That may be, but that it be doesn't make it the right direction in which we should allow our society to progress. I'll be damned and dead before I encourage or support moving away from the principle of the Golden Rule. And since this is a thread about moral philosophy, I think that is a relevant to consider for the point of morality is to address and resolve what should be not what is or was.
You are a little confused about the Golden Rule. It has nothing to do with respecting other people's rights to destroy each other.
??? No, I am most definitely not confused about it.
Would you want someone else to destroy you? I am going to assume your answer and everyone else's is "no." Therefore, don't destroy someone other than yourself.
If I am of a mind to destroy someone, I must ask myself, "Would I want them to destroy me?" My answer is "no." Therefore I must refrain from destroying them.
Is it really that difficult to see that the rule applies to every action quite easily? All the reasons why I might initially conceive to destroy another don't matter. What does matter is the act I want to commit, destroying them. All the reasons why my answer is "no" don't matter. What matters is that my answer is "no."

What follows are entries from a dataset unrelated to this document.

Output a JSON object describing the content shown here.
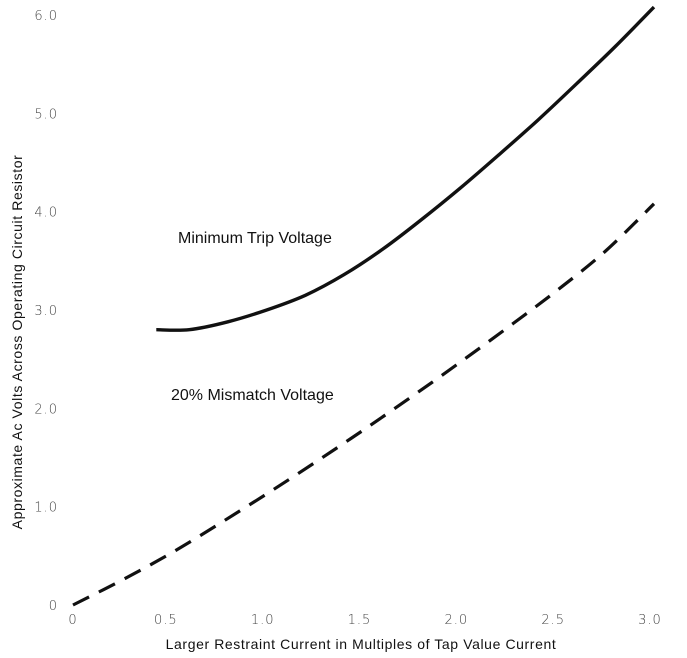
{
  "chart_data": {
    "type": "line",
    "xlabel": "Larger Restraint Current in Multiples of Tap Value Current",
    "ylabel": "Approximate Ac Volts Across Operating Circuit Resistor",
    "xlim": [
      0,
      3.0
    ],
    "ylim": [
      0,
      6.0
    ],
    "x_ticks": [
      "0",
      "0.5",
      "1.0",
      "1.5",
      "2.0",
      "2.5",
      "3.0"
    ],
    "y_ticks": [
      "0",
      "1.0",
      "2.0",
      "3.0",
      "4.0",
      "5.0",
      "6.0"
    ],
    "grid": false,
    "series": [
      {
        "name": "Minimum Trip Voltage",
        "style": "solid",
        "color": "#111111",
        "x": [
          0.43,
          0.6,
          0.8,
          1.0,
          1.2,
          1.4,
          1.6,
          1.8,
          2.0,
          2.2,
          2.4,
          2.6,
          2.8,
          3.0
        ],
        "y": [
          2.8,
          2.8,
          2.88,
          3.0,
          3.15,
          3.36,
          3.62,
          3.92,
          4.24,
          4.58,
          4.93,
          5.3,
          5.68,
          6.08
        ]
      },
      {
        "name": "20% Mismatch Voltage",
        "style": "dashed",
        "color": "#111111",
        "x": [
          0,
          0.25,
          0.5,
          0.75,
          1.0,
          1.25,
          1.5,
          1.75,
          2.0,
          2.25,
          2.5,
          2.75,
          3.0
        ],
        "y": [
          0,
          0.25,
          0.52,
          0.82,
          1.13,
          1.45,
          1.78,
          2.12,
          2.47,
          2.83,
          3.2,
          3.6,
          4.08
        ]
      }
    ]
  }
}
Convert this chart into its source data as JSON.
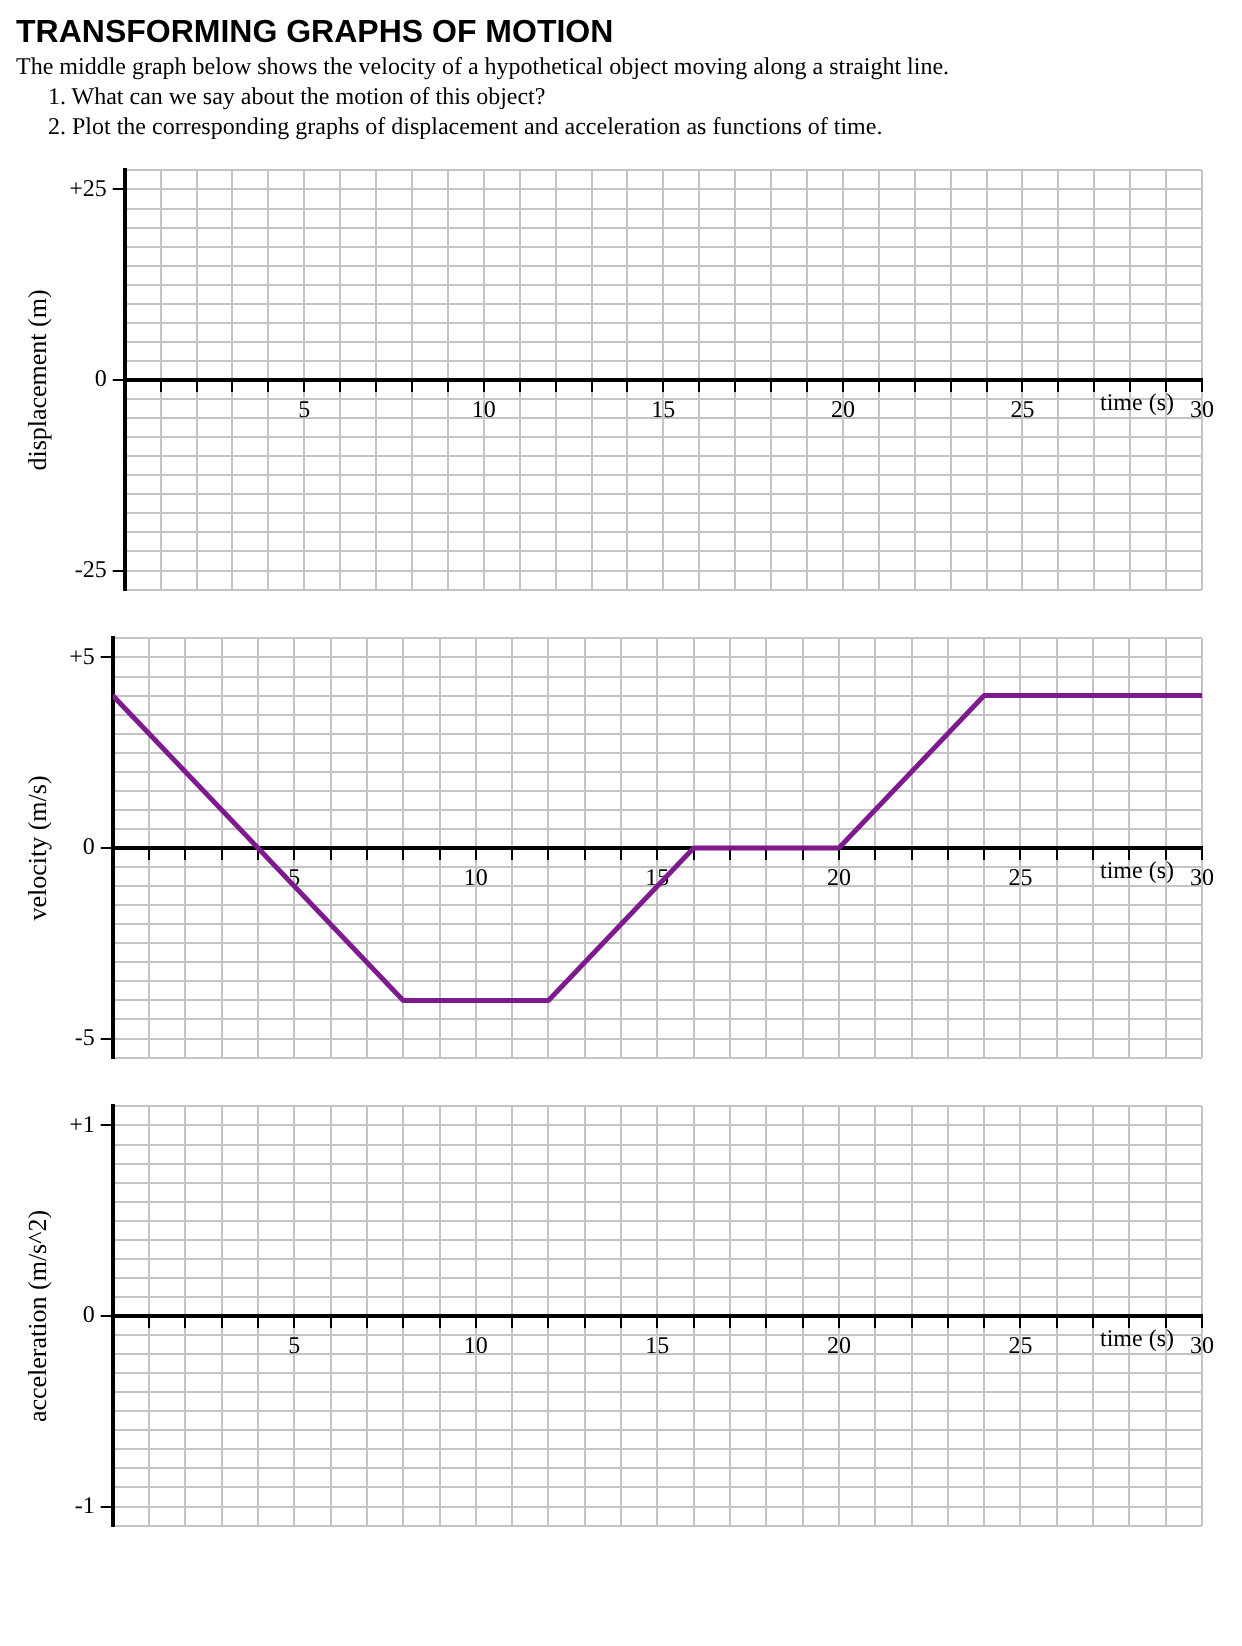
{
  "chart_data": [
    {
      "type": "line",
      "title": "TRANSFORMING GRAPHS OF MOTION",
      "annotations": [
        "The middle graph below shows the velocity of a hypothetical object moving along a straight line.",
        "1. What can we say about the motion of this object?",
        "2. Plot the corresponding graphs of displacement and acceleration as functions of time."
      ],
      "xlabel": "time (s)",
      "ylabel": "displacement (m)",
      "xlim": [
        0,
        30
      ],
      "ylim": [
        -27.5,
        27.5
      ],
      "grid": true,
      "xticks": [
        {
          "value": 0,
          "label": null
        },
        {
          "value": 1,
          "label": null
        },
        {
          "value": 2,
          "label": null
        },
        {
          "value": 3,
          "label": null
        },
        {
          "value": 4,
          "label": null
        },
        5,
        {
          "value": 6,
          "label": null
        },
        {
          "value": 7,
          "label": null
        },
        {
          "value": 8,
          "label": null
        },
        {
          "value": 9,
          "label": null
        },
        10,
        {
          "value": 11,
          "label": null
        },
        {
          "value": 12,
          "label": null
        },
        {
          "value": 13,
          "label": null
        },
        {
          "value": 14,
          "label": null
        },
        15,
        {
          "value": 16,
          "label": null
        },
        {
          "value": 17,
          "label": null
        },
        {
          "value": 18,
          "label": null
        },
        {
          "value": 19,
          "label": null
        },
        20,
        {
          "value": 21,
          "label": null
        },
        {
          "value": 22,
          "label": null
        },
        {
          "value": 23,
          "label": null
        },
        {
          "value": 24,
          "label": null
        },
        25,
        {
          "value": 26,
          "label": null
        },
        {
          "value": 27,
          "label": null
        },
        {
          "value": 28,
          "label": null
        },
        {
          "value": 29,
          "label": null
        },
        30
      ],
      "yticks": [
        {
          "value": -27.5,
          "label": null
        },
        -25,
        {
          "value": -22.5,
          "label": null
        },
        {
          "value": -20,
          "label": null
        },
        {
          "value": -17.5,
          "label": null
        },
        {
          "value": -15,
          "label": null
        },
        {
          "value": -12.5,
          "label": null
        },
        {
          "value": -10,
          "label": null
        },
        {
          "value": -7.5,
          "label": null
        },
        {
          "value": -5,
          "label": null
        },
        {
          "value": -2.5,
          "label": null
        },
        0,
        {
          "value": 2.5,
          "label": null
        },
        {
          "value": 5,
          "label": null
        },
        {
          "value": 7.5,
          "label": null
        },
        {
          "value": 10,
          "label": null
        },
        {
          "value": 12.5,
          "label": null
        },
        {
          "value": 15,
          "label": null
        },
        {
          "value": 17.5,
          "label": null
        },
        {
          "value": 20,
          "label": null
        },
        {
          "value": 22.5,
          "label": null
        },
        {
          "value": 25,
          "label": "+25"
        },
        {
          "value": 27.5,
          "label": null
        }
      ]
    },
    {
      "type": "line",
      "xlabel": "time (s)",
      "ylabel": "velocity (m/s)",
      "x": [
        0,
        4,
        8,
        12,
        16,
        20,
        24,
        30
      ],
      "series": [
        {
          "color": "#7d1b8e",
          "values": [
            4,
            0,
            -4,
            -4,
            0,
            0,
            4,
            4
          ]
        }
      ],
      "xlim": [
        0,
        30
      ],
      "ylim": [
        -5.5,
        5.5
      ],
      "grid": true,
      "marker": "none",
      "xticks": [
        {
          "value": 0,
          "label": null
        },
        {
          "value": 1,
          "label": null
        },
        {
          "value": 2,
          "label": null
        },
        {
          "value": 3,
          "label": null
        },
        {
          "value": 4,
          "label": null
        },
        5,
        {
          "value": 6,
          "label": null
        },
        {
          "value": 7,
          "label": null
        },
        {
          "value": 8,
          "label": null
        },
        {
          "value": 9,
          "label": null
        },
        10,
        {
          "value": 11,
          "label": null
        },
        {
          "value": 12,
          "label": null
        },
        {
          "value": 13,
          "label": null
        },
        {
          "value": 14,
          "label": null
        },
        15,
        {
          "value": 16,
          "label": null
        },
        {
          "value": 17,
          "label": null
        },
        {
          "value": 18,
          "label": null
        },
        {
          "value": 19,
          "label": null
        },
        20,
        {
          "value": 21,
          "label": null
        },
        {
          "value": 22,
          "label": null
        },
        {
          "value": 23,
          "label": null
        },
        {
          "value": 24,
          "label": null
        },
        25,
        {
          "value": 26,
          "label": null
        },
        {
          "value": 27,
          "label": null
        },
        {
          "value": 28,
          "label": null
        },
        {
          "value": 29,
          "label": null
        },
        30
      ],
      "yticks": [
        {
          "value": -5.5,
          "label": null
        },
        -5,
        {
          "value": -4.5,
          "label": null
        },
        {
          "value": -4,
          "label": null
        },
        {
          "value": -3.5,
          "label": null
        },
        {
          "value": -3,
          "label": null
        },
        {
          "value": -2.5,
          "label": null
        },
        {
          "value": -2,
          "label": null
        },
        {
          "value": -1.5,
          "label": null
        },
        {
          "value": -1,
          "label": null
        },
        {
          "value": -0.5,
          "label": null
        },
        0,
        {
          "value": 0.5,
          "label": null
        },
        {
          "value": 1,
          "label": null
        },
        {
          "value": 1.5,
          "label": null
        },
        {
          "value": 2,
          "label": null
        },
        {
          "value": 2.5,
          "label": null
        },
        {
          "value": 3,
          "label": null
        },
        {
          "value": 3.5,
          "label": null
        },
        {
          "value": 4,
          "label": null
        },
        {
          "value": 4.5,
          "label": null
        },
        {
          "value": 5,
          "label": "+5"
        },
        {
          "value": 5.5,
          "label": null
        }
      ]
    },
    {
      "type": "line",
      "xlabel": "time (s)",
      "ylabel": "acceleration (m/s^2)",
      "xlim": [
        0,
        30
      ],
      "ylim": [
        -1.1,
        1.1
      ],
      "grid": true,
      "xticks": [
        {
          "value": 0,
          "label": null
        },
        {
          "value": 1,
          "label": null
        },
        {
          "value": 2,
          "label": null
        },
        {
          "value": 3,
          "label": null
        },
        {
          "value": 4,
          "label": null
        },
        5,
        {
          "value": 6,
          "label": null
        },
        {
          "value": 7,
          "label": null
        },
        {
          "value": 8,
          "label": null
        },
        {
          "value": 9,
          "label": null
        },
        10,
        {
          "value": 11,
          "label": null
        },
        {
          "value": 12,
          "label": null
        },
        {
          "value": 13,
          "label": null
        },
        {
          "value": 14,
          "label": null
        },
        15,
        {
          "value": 16,
          "label": null
        },
        {
          "value": 17,
          "label": null
        },
        {
          "value": 18,
          "label": null
        },
        {
          "value": 19,
          "label": null
        },
        20,
        {
          "value": 21,
          "label": null
        },
        {
          "value": 22,
          "label": null
        },
        {
          "value": 23,
          "label": null
        },
        {
          "value": 24,
          "label": null
        },
        25,
        {
          "value": 26,
          "label": null
        },
        {
          "value": 27,
          "label": null
        },
        {
          "value": 28,
          "label": null
        },
        {
          "value": 29,
          "label": null
        },
        30
      ],
      "yticks": [
        {
          "value": -1.1,
          "label": null
        },
        -1,
        {
          "value": -0.9,
          "label": null
        },
        {
          "value": -0.8,
          "label": null
        },
        {
          "value": -0.7,
          "label": null
        },
        {
          "value": -0.6,
          "label": null
        },
        {
          "value": -0.5,
          "label": null
        },
        {
          "value": -0.4,
          "label": null
        },
        {
          "value": -0.3,
          "label": null
        },
        {
          "value": -0.2,
          "label": null
        },
        {
          "value": -0.1,
          "label": null
        },
        0,
        {
          "value": 0.1,
          "label": null
        },
        {
          "value": 0.2,
          "label": null
        },
        {
          "value": 0.3,
          "label": null
        },
        {
          "value": 0.4,
          "label": null
        },
        {
          "value": 0.5,
          "label": null
        },
        {
          "value": 0.6,
          "label": null
        },
        {
          "value": 0.7,
          "label": null
        },
        {
          "value": 0.8,
          "label": null
        },
        {
          "value": 0.9,
          "label": null
        },
        {
          "value": 1,
          "label": "+1"
        },
        {
          "value": 1.1,
          "label": null
        }
      ]
    }
  ]
}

Why is it really just that simple? Because all those reasons -- the reasons why I want to destroy another and reasons why I don't want to be destroyed by another -- can change, but the act itself, every act in fact, once performed cannot be unperformed. One may be able to make restitution for having performed it, but act, once done, is done; it is at that instant a fact of history. When someone figures out how to reverse the flow of time itself I will almost surely have to reconsider the value of the Golden Rule. For now, however, nobody has accomplished that.